While the Generic representation of a data type expresses strictness of constructors/selectors in its Meta data, it appears that the constructors of the representation itself are always lazy, e.g. the two constructors of (:+:).
That means that the representation potentially contains more elements than the original type, so that (from,to) is an embedding-projection pair rather than an isomorphism. Is that on purpose? Or just the price we pay for not having four variants each of (:+:) and (:*:)?
Consider
module Natural where
import GHC.Generics
data Natural = Zero | Succ !Natural deriving (Show,Generic)
bottom :: Natural
bottom = Succ bottom
s :: Natural -> Rep Natural ()
s = M1 . R1 . M1 . M1 . K1 -- R1 is lazy, M1 and K1 are strict
leq :: Natural -> Rep Natural () -> Bool
leq n p = case (n, p) of
(Zero, _) -> True
(Succ _, M1 (L1 _)) -> False
(Succ n',M1 (R1 (M1 (M1 (K1 p'))))) -> leq n' (from p')
We can observe that
(Succ Zero) `leq` (s bottom) == True
but
(Succ Zero) `leq` (from bottom)
diverges. Hence s bottom is an element of Rep Natural () that is not in the image of from.

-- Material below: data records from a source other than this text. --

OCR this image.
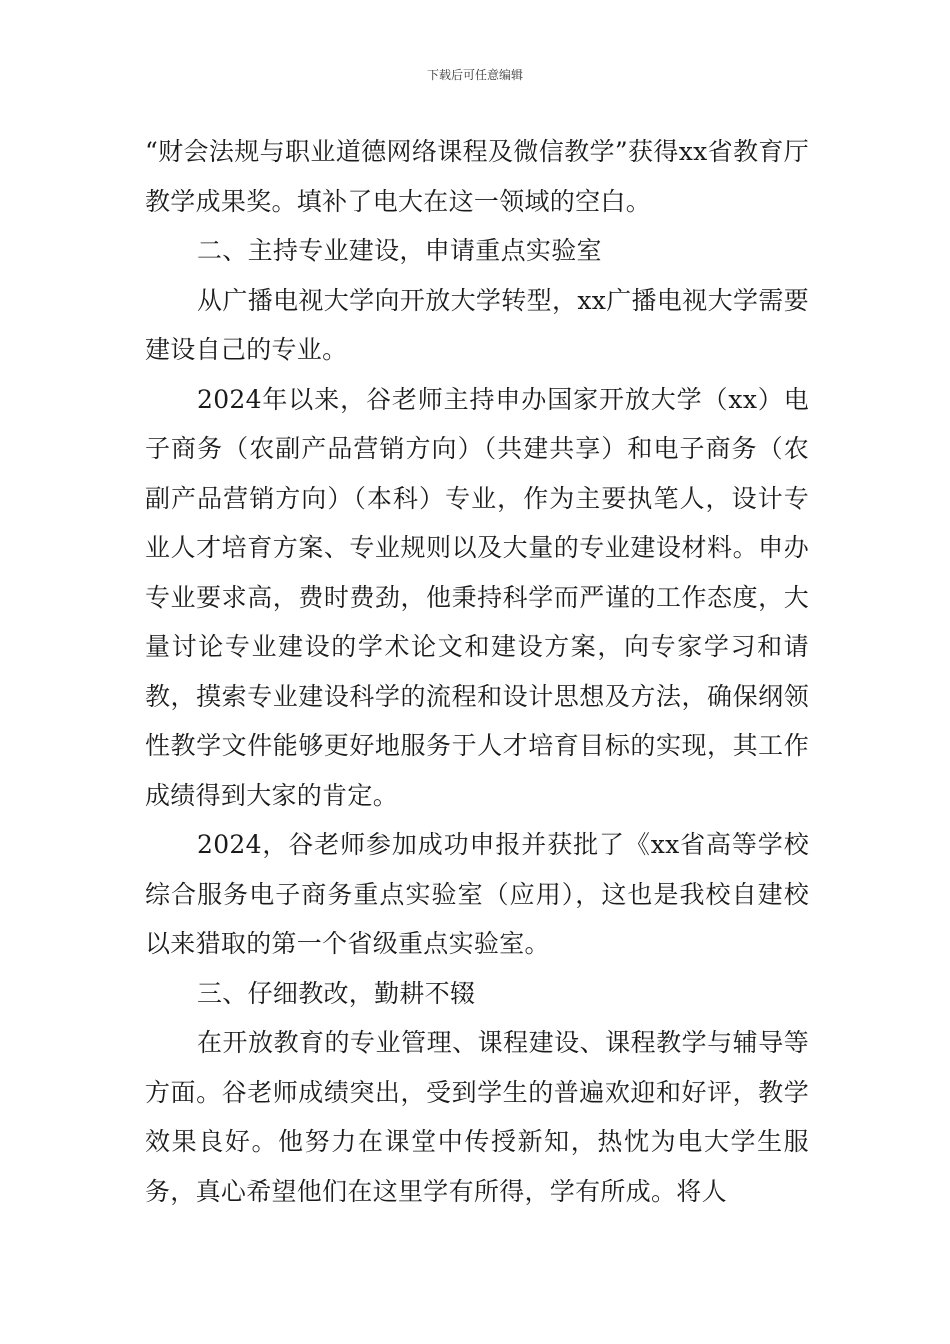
下载后可任意编辑

“财会法规与职业道德网络课程及微信教学”获得xx省教育厅教学成果奖。填补了电大在这一领域的空白。

二、主持专业建设，申请重点实验室

从广播电视大学向开放大学转型，xx广播电视大学需要建设自己的专业。

2024年以来，谷老师主持申办国家开放大学（xx）电子商务（农副产品营销方向）（共建共享）和电子商务（农副产品营销方向）（本科）专业，作为主要执笔人，设计专业人才培育方案、专业规则以及大量的专业建设材料。申办专业要求高，费时费劲，他秉持科学而严谨的工作态度，大量讨论专业建设的学术论文和建设方案，向专家学习和请教，摸索专业建设科学的流程和设计思想及方法，确保纲领性教学文件能够更好地服务于人才培育目标的实现，其工作成绩得到大家的肯定。

2024，谷老师参加成功申报并获批了《xx省高等学校综合服务电子商务重点实验室（应用），这也是我校自建校以来猎取的第一个省级重点实验室。

三、仔细教改，勤耕不辍

在开放教育的专业管理、课程建设、课程教学与辅导等方面。谷老师成绩突出，受到学生的普遍欢迎和好评，教学效果良好。他努力在课堂中传授新知，热忱为电大学生服务，真心希望他们在这里学有所得，学有所成。将人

The representation is usually not part of the public API. In other words, as input, you convert from the actual data to Rep, where the extra laziness is never exercised; as output, you convert from Rep to the actual data, where the extra laziness is forced away by the conversion. In addition, in its most common use case (as a deriving mechanism), we expect the conversions to and from Rep to be fully inlined and optimised away by the compiler (otherwise we have far inferior performance compared to hand written instances), so I do not expect any problem caused by the laziness.
Interestingly, another definition of Natural can remove the extra element in the Generic representation:
newtype Fix f = Fix {unFix :: f (Fix f)} deriving (Generic)
data Succ x = Z | S !x deriving (Generic,Generic1)
type Natural = Fix Succ
Now the derived Generic instance layers only M1 newtypes on top of a K1 R newtype which refers to the strict Succ functor.
I am not concerned about performance issues. My interest is of theoretical nature: Given any type (that has a Generic instance), is there a lazyfication of it and what are its properties? The lazyfication of Natural would be Peano and total functions on the latter must be able to cope with infinity.
Yet it seems that due to K1 being strict, the added lazyness of (:+:) and (:*:), as observed above, is at most one layer deep. I guess one could define the lazyfication by swapping out K1 and Rec1 for lazy variants.